TL;DR: Private companies are in desperate need for additional GPU computing capabilities to train their new generative AI services, yet they are encountering significant challenges in obtaining them. In contrast, researchers involved in US supercomputing projects currently have access to potent Nvidia GPU nodes at a substantial discount, albeit for a limited time.
Users collaborating with the National Energy Research Scientific Computing Center (NERSC) and the US Department of Energy can now execute their tasks on Perlmutter's GPU nodes for half the cost compared to what they would have paid just a few weeks ago. This special offer is available until the end of September. According to Rebecca Hartman-Baker from NERSC, it presents an excellent opportunity to commence compute-intensive research following the summer break.
Perlmutter serves as NERSC's primary high-performance computing system, comprising a supercomputer equipped with 3,072 AMD "Milan" EPYC CPUs and 1,792 NVIDIA A100 GPU-accelerated nodes. This system incorporates several technological innovations aimed at accelerating the scientific productivity of researchers who access NERSC services.

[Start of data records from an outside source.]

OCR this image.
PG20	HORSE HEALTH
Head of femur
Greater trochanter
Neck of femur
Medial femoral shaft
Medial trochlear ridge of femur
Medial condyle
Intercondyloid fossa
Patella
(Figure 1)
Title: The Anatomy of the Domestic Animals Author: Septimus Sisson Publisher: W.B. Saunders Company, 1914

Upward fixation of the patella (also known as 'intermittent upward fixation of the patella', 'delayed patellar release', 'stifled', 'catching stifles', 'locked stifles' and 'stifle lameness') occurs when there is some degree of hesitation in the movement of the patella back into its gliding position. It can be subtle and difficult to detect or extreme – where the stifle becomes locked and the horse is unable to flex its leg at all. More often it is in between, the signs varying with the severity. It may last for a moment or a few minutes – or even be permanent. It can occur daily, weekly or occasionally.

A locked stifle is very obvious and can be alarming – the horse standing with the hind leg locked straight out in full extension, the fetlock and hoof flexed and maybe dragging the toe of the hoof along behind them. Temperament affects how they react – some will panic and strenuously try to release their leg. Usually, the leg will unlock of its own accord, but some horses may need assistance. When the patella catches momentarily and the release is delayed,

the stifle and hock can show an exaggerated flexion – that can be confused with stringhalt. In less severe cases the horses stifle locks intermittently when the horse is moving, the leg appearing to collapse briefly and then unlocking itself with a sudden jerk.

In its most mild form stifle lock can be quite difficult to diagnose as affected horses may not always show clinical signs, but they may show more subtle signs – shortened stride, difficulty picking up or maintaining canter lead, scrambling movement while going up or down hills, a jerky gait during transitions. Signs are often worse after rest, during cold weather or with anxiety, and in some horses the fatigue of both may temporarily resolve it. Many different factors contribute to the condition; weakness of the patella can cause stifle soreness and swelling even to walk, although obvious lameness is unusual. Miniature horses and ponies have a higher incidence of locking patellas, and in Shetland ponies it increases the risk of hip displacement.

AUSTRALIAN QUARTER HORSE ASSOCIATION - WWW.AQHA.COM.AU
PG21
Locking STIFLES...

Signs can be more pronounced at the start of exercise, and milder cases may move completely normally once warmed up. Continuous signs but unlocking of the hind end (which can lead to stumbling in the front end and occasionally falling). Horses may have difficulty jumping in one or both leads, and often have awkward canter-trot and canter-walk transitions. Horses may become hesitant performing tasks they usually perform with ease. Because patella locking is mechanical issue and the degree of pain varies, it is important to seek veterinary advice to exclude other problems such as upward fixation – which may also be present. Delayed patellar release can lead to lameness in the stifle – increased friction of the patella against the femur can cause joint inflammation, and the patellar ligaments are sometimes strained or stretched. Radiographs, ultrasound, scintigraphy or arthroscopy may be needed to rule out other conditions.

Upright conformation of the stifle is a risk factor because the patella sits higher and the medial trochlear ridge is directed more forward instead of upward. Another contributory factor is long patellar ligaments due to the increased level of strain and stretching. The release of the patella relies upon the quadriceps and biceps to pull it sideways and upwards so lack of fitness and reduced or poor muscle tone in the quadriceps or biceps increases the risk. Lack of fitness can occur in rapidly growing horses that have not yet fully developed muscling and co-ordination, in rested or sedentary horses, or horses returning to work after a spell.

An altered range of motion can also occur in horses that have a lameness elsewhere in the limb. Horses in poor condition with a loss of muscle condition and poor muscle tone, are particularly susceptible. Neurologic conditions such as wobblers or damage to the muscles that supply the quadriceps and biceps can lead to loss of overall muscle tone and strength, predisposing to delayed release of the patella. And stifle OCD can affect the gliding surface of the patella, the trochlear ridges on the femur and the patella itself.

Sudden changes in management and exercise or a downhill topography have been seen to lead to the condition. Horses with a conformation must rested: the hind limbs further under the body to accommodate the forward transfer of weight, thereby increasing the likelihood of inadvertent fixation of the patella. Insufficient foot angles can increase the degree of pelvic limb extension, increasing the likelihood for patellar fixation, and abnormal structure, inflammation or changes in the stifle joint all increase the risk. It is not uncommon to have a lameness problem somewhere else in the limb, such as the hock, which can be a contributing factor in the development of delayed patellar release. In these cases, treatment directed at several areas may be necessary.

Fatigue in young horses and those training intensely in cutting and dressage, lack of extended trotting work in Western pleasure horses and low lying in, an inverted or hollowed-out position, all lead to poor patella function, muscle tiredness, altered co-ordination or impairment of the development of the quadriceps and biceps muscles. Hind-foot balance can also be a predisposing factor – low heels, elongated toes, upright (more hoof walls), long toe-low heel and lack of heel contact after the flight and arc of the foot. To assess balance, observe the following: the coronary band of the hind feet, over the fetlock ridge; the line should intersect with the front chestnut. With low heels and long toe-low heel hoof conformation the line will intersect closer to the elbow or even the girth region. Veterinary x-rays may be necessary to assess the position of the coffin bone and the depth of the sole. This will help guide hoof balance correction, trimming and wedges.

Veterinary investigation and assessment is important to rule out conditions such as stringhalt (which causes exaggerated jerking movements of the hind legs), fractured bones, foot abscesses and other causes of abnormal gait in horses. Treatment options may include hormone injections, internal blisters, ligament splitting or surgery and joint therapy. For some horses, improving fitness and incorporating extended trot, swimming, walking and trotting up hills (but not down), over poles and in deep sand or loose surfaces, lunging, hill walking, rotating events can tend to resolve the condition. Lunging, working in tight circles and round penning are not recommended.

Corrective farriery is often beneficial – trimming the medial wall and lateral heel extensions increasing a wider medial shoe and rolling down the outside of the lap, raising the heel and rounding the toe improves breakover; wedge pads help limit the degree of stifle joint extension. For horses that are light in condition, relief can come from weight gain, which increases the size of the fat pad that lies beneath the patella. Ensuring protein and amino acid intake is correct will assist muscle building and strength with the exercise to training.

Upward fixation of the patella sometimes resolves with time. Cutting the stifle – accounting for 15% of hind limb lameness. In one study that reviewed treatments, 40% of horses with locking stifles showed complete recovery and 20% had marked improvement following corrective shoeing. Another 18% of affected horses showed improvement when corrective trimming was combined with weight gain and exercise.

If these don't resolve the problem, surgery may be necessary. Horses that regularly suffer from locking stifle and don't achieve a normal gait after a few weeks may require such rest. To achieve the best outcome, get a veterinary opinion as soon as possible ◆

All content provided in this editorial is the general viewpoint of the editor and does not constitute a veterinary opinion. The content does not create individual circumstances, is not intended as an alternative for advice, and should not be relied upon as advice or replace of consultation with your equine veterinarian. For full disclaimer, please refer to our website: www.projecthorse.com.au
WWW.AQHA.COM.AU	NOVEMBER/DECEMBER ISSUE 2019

Importantly, it is exclusively designated for scientific research purposes. The name "Perlmutter" commemorates Saul Perlmutter, the distinguished US astrophysicist who led the team honored with the Nobel Prize for their groundbreaking evidence confirming the universe's accelerating expansion.
NERSC's 50 percent discount offer serves as an incentive for running scientific jobs on Perlmutter GPU nodes at the present moment, thereby circumventing the typical "end-of-the-year crunch" characterized by extended query times and delayed job turnaround. Hartman-Baker conveyed in an email announcement that utilizing the HPC system presently benefits the entire NERSC community, as it helps distribute computing demand more evenly across the year.
Any job or segment thereof running from September 6 to the very beginning of October 1 will incur only half the standard charges. Thanks to this limited-time discount rate, Hartman-Baker explained that a three-hour job on seven GPU nodes would only cost 10.5 GPU node-hours, whereas without the discount, the same job would have incurred a charge of 21 GPU node-hours.
NERSC is also offering additional assistance to users through Perlmutter GPU "Virtual Office Hours," providing support for getting started with the supercomputer GPU nodes, addressing concerns about insufficient allocation, poor performance, and more. Perlmutter's overall processing power in phase one, which concluded on May 27, 2022, reached 70.9 PFLOPS.
As highlighted by Microsoft HPC storage expert Glenn K. Lockwood, who was the first to report on NERSC's special offer, the AI industry is currently grappling with a "GPU crunch" that is unlikely to be resolved anytime soon. If the DoE were to lease their "idle" computing capacity for commercial workloads, the US government could potentially generate a substantial revenue stream.